Kupaya bu kadar yaklaşmışken, Baron’un yediği dayak ile kupaya sadece bakakaldılar ancak finalde olmak Mersin’e çok yakıştı. Geçen senelerdeki sürpriz finalistlerin yediği farkı yemeyip finalde sırıtmadılar.

Sponsor firma Tekno-SA sadece kupaya sponsor olmuş. Seyircilere yönelik en ufak bir organizasyon düşünülmemiş.

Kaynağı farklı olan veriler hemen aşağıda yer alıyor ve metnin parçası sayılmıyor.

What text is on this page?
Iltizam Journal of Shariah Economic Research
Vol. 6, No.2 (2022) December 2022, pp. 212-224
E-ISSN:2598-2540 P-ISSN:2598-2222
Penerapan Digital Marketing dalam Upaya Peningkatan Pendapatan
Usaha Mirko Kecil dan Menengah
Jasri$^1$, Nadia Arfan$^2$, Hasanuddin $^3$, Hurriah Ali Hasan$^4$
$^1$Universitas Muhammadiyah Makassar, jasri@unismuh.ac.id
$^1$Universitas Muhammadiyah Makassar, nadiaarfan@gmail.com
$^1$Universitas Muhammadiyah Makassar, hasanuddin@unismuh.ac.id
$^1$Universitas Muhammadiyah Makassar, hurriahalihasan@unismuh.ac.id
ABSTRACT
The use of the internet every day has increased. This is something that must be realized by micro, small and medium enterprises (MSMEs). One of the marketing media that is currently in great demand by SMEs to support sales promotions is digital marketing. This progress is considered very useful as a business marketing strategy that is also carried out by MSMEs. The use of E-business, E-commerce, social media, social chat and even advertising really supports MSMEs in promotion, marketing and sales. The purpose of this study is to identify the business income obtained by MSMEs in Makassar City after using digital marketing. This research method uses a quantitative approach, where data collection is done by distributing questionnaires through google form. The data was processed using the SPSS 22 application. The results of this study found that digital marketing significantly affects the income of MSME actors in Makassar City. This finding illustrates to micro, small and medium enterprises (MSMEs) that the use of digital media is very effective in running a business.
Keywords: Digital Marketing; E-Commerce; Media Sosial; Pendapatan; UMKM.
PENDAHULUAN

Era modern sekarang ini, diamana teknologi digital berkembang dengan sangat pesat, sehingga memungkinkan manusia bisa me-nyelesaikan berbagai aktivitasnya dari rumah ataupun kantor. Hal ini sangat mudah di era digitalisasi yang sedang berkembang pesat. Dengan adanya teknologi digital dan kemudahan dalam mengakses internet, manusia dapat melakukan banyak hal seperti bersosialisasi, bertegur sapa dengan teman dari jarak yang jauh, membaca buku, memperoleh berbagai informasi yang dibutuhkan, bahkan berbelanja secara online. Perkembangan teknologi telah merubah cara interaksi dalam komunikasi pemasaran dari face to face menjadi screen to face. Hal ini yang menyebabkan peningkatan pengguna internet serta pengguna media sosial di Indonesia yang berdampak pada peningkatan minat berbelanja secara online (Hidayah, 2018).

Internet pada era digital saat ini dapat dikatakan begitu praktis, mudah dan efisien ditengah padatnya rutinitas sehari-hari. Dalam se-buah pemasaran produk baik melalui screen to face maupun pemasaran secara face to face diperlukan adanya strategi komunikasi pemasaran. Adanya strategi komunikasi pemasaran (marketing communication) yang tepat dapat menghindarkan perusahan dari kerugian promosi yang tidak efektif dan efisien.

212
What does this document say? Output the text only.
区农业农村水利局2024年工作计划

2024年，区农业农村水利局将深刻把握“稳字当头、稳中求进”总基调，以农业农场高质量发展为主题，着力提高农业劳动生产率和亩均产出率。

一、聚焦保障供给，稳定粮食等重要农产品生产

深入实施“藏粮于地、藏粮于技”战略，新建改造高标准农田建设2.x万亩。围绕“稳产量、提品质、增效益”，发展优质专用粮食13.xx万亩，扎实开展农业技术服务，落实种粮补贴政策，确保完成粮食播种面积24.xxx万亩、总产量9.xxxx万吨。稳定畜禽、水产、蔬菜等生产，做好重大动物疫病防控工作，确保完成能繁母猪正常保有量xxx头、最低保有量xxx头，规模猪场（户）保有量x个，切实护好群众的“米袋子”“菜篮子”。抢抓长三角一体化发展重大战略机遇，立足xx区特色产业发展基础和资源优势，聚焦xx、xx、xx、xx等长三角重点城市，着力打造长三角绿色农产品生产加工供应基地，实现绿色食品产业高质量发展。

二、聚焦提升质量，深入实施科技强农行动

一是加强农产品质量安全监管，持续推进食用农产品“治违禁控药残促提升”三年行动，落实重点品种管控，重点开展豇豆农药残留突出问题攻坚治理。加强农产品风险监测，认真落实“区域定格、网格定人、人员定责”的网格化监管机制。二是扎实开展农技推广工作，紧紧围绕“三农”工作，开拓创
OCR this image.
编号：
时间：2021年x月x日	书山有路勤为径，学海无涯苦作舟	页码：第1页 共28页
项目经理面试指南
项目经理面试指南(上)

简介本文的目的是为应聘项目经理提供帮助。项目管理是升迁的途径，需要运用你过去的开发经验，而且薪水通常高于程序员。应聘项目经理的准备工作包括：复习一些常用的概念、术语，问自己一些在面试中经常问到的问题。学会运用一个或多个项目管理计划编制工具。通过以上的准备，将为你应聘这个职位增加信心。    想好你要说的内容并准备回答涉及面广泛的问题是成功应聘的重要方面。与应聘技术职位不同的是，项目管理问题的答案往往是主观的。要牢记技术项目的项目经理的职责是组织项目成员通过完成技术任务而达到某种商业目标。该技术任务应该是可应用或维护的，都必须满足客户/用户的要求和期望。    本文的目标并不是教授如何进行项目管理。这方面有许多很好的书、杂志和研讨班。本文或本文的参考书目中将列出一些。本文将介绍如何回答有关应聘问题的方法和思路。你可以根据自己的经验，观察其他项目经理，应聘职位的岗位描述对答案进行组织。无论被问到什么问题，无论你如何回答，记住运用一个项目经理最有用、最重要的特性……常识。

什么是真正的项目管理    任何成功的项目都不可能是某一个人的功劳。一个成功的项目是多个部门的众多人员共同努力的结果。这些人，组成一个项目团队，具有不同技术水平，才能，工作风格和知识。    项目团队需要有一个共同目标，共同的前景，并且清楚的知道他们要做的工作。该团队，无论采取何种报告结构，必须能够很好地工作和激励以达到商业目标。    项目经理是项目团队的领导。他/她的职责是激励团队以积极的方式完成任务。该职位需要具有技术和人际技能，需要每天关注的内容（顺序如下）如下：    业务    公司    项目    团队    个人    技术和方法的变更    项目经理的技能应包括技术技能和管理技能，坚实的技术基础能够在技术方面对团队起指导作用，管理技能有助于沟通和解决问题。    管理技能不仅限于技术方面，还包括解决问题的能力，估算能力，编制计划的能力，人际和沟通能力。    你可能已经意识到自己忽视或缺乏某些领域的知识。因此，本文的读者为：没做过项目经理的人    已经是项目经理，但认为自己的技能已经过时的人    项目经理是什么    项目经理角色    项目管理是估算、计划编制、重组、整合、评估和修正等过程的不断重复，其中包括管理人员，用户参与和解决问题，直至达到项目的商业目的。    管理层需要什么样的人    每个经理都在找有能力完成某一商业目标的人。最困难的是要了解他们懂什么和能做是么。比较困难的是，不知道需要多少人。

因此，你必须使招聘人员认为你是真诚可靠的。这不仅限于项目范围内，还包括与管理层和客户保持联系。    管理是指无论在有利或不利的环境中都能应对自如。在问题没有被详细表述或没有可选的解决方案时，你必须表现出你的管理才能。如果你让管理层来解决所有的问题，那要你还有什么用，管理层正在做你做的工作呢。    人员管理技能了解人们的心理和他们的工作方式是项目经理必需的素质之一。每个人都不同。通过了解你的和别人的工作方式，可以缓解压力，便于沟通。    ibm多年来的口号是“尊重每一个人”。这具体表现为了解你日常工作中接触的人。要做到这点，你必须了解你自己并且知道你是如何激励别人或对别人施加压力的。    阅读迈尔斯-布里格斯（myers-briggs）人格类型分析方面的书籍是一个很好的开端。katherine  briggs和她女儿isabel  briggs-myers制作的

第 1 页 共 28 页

Şampiyon Fenerbahçe Ülker geniş, derin ve kaliteli kadrosunun hakkını vererek Adanalı sevenlerini oldukça mutlu etti. Maçları köşelerde izleyen bir gurup organize ve biletlerinin satın alınıp kendilerine dağıtıldığı her hallerinden belli olan,  bir gurubun ettiği edepsiz, ahlaksız küfürleri saymazsak oldukça centilmence bir turnuva oldu.  Şampiyon Fenerbahçe Ülker’i tebrik ediyorum.